Simple garbage collector for easy batch processing with Doctrine ORM.

  • git clone https://klva.cz/src/php/batchtrine.git
  • Hello world. a532fa4, 18 Feb 2024
    src/
    tests/
    .editorconfig
    .gitattributes
    .gitignore
    composer.json
    LICENSE
    phpbench.json
    README.md

    Simple garbage collector for easy batch processing with Doctrine ORM.

    Installation

    composer require adawolfa/batchtrine
    

    Usage

    The GC works by copying the identity map from the Unit of Work at the start of each batch and later selectively detaching all the entities that weren't previously part of it. Such entities shouldn't generally be used outside the scope of the batch.

    This is supposed to solve the problem with EntityManager::clear(), which renders all the existing references to entities throughout the application invalid, and it's much more straightforward than detaching entities manually.

    Single batch

    The batch() method runs the supplied callback, forwards its return value and detaches all entities that have been loaded or created during its execution.

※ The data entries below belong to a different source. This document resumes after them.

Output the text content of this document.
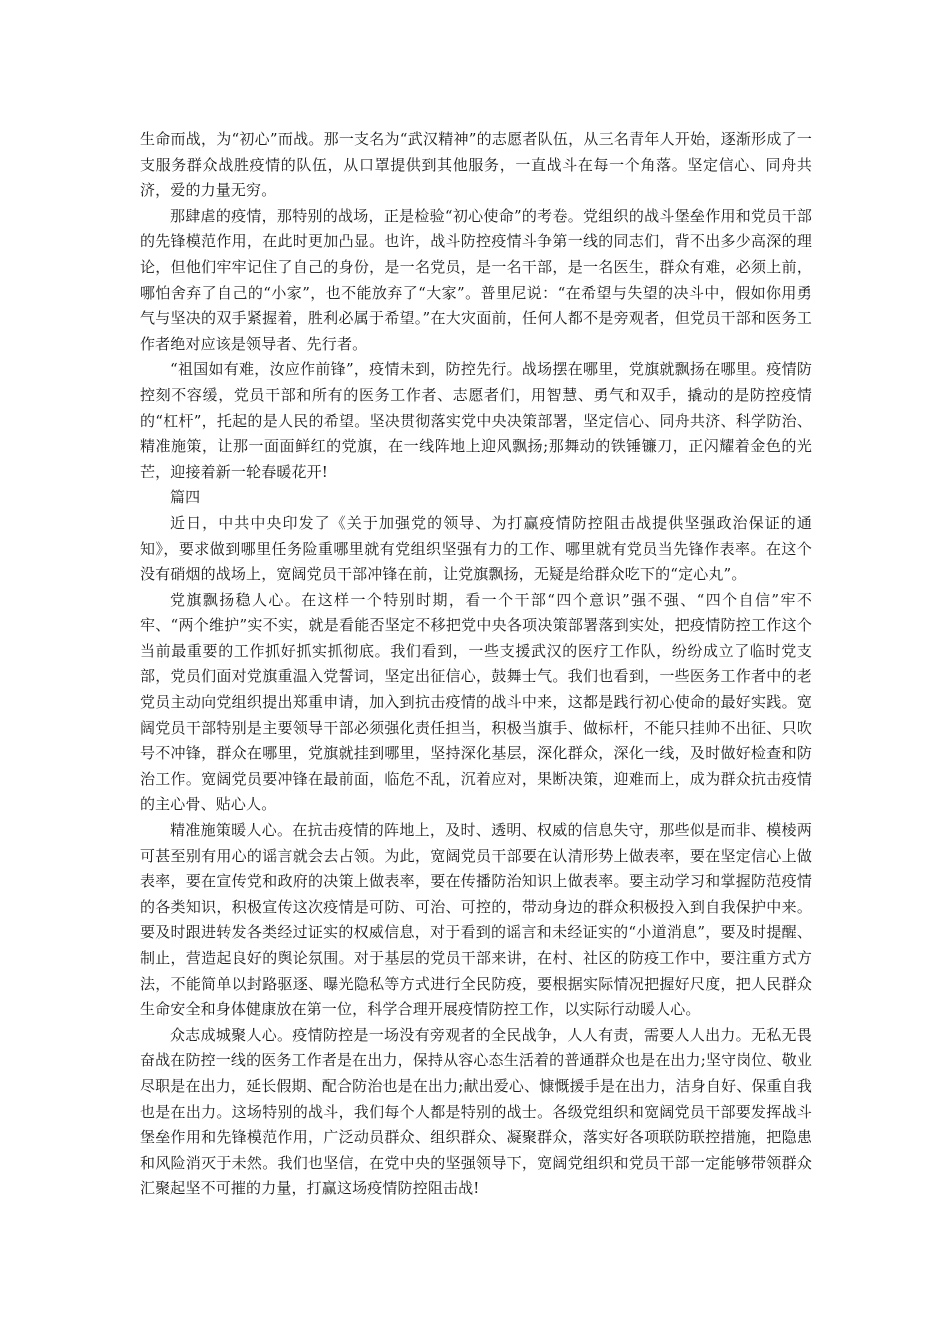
生命而战，为“初心”而战。那一支名为“武汉精神”的志愿者队伍，从三名青年人开始，逐渐形成了一支服务群众战胜疫情的队伍，从口罩提供到其他服务，一直战斗在每一个角落。坚定信心、同舟共济，爱的力量无穷。

那肆虐的疫情，那特别的战场，正是检验“初心使命”的考卷。党组织的战斗堡垒作用和党员干部的先锋模范作用，在此时更加凸显。也许，战斗防控疫情斗争第一线的同志们，背不出多少高深的理论，但他们牢牢记住了自己的身份，是一名党员，是一名干部，是一名医生，群众有难，必须上前，哪怕舍弃了自己的“小家”，也不能放弃了“大家”。普里尼说：“在希望与失望的决斗中，假如你用勇气与坚决的双手紧握着，胜利必属于希望。”在大灾面前，任何人都不是旁观者，但党员干部和医务工作者绝对应该是领导者、先行者。

“祖国如有难，汝应作前锋”，疫情未到，防控先行。战场摆在哪里，党旗就飘扬在哪里。疫情防控刻不容缓，党员干部和所有的医务工作者、志愿者们，用智慧、勇气和双手，撬动的是防控疫情的“杠杆”，托起的是人民的希望。坚决贯彻落实党中央决策部署，坚定信心、同舟共济、科学防治、精准施策，让那一面面鲜红的党旗，在一线阵地上迎风飘扬;那舞动的铁锤镰刀，正闪耀着金色的光芒，迎接着新一轮春暖花开!

篇四

近日，中共中央印发了《关于加强党的领导、为打赢疫情防控阻击战提供坚强政治保证的通知》，要求做到哪里任务险重哪里就有党组织坚强有力的工作、哪里就有党员当先锋作表率。在这个没有硝烟的战场上，宽阔党员干部冲锋在前，让党旗飘扬，无疑是给群众吃下的“定心丸”。

党旗飘扬稳人心。在这样一个特别时期，看一个干部“四个意识”强不强、“四个自信”牢不牢、“两个维护”实不实，就是看能否坚定不移把党中央各项决策部署落到实处，把疫情防控工作这个当前最重要的工作抓好抓实抓彻底。我们看到，一些支援武汉的医疗工作队，纷纷成立了临时党支部，党员们面对党旗重温入党誓词，坚定出征信心，鼓舞士气。我们也看到，一些医务工作者中的老党员主动向党组织提出郑重申请，加入到抗击疫情的战斗中来，这都是践行初心使命的最好实践。宽阔党员干部特别是主要领导干部必须强化责任担当，积极当旗手、做标杆，不能只挂帅不出征、只吹号不冲锋，群众在哪里，党旗就挂到哪里，坚持深化基层，深化群众，深化一线，及时做好检查和防治工作。宽阔党员要冲锋在最前面，临危不乱，沉着应对，果断决策，迎难而上，成为群众抗击疫情的主心骨、贴心人。

精准施策暖人心。在抗击疫情的阵地上，及时、透明、权威的信息失守，那些似是而非、模棱两可甚至别有用心的谣言就会去占领。为此，宽阔党员干部要在认清形势上做表率，要在坚定信心上做表率，要在宣传党和政府的决策上做表率，要在传播防治知识上做表率。要主动学习和掌握防范疫情的各类知识，积极宣传这次疫情是可防、可治、可控的，带动身边的群众积极投入到自我保护中来。要及时跟进转发各类经过证实的权威信息，对于看到的谣言和未经证实的“小道消息”，要及时提醒、制止，营造起良好的舆论氛围。对于基层的党员干部来讲，在村、社区的防疫工作中，要注重方式方法，不能简单以封路驱逐、曝光隐私等方式进行全民防疫，要根据实际情况把握好尺度，把人民群众生命安全和身体健康放在第一位，科学合理开展疫情防控工作，以实际行动暖人心。

众志成城聚人心。疫情防控是一场没有旁观者的全民战争，人人有责，需要人人出力。无私无畏奋战在防控一线的医务工作者是在出力，保持从容心态生活着的普通群众也是在出力;坚守岗位、敬业尽职是在出力，延长假期、配合防治也是在出力;献出爱心、慷慨援手是在出力，洁身自好、保重自我也是在出力。这场特别的战斗，我们每个人都是特别的战士。各级党组织和宽阔党员干部要发挥战斗堡垒作用和先锋模范作用，广泛动员群众、组织群众、凝聚群众，落实好各项联防联控措施，把隐患和风险消灭于未然。我们也坚信，在党中央的坚强领导下，宽阔党组织和党员干部一定能够带领群众汇聚起坚不可摧的力量，打赢这场疫情防控阻击战!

    $gc = new Adawolfa\Batchtrine\GC($em);
    
    $a = $em->getRepository(Entity::class)->findBy(['code' => 'a']);
    
    $b = $gc->batch(function () use ($em): Entity {
    	return $em->getRepository(Entity::class)->findBy(['code' => 'b']);
    });
    
    $em->contains($a); // true
    $em->contains($b); // false - entity is detached
    

    Iterator

    The iterate() method returns a proxy iterator which periodically performs the GC cycle after set number of iterations ($interval).

    $a = $em->getRepository(Entity::class)->findBy(['code' => 'a']);
    
    foreach ($gc->iterate($ids) as $id) {
    	$entity = $em->getRepository(Entity::class)->find($id);
    	assert($a !== $entity);
    	// ...
    }
    
    $em->contains($a);      // true
    $em->contains($entity); // false
    

    Pagination

    The paginate() method is useful for traversing through a large result set Doctrine\ORM\Query. The results are obtained by executing the query repeatedly with a smaller limit ($interval) and increasing offset. The GC cycle happens every time before a new result page is fetched.

    $a = $em->getRepository(Entity::class)->findBy(['code' => 'a']);
    
    $query = $em->createQueryBuilder()
    	->select('e')
    	->from(Entity::class, 'e')
    	->getQuery();
    
    foreach ($gc->paginate($query) as $entity) {
    	assert($a !== $entity);
    	// ...
    }
    
    $em->contains($a);      // true
    $em->contains($entity); // false
    

    For frequently changing data, you should use search-after approach instead.

    $query = $em->createQueryBuilder()
    	->select('e')
    	->from(Entity::class, 'e')
    	->where('e.id > :id')
    	->orderBy('e.id')
    	->getQuery();
    
    $after = function (Query $query, ?Entity $last): void {
    	$query->setParameter('id', $last?->id ?? 0);
    };
    
    foreach ($gc->paginate($query, after: $after) as $entity) {
    	assert($a !== $entity);
    	// ...
    }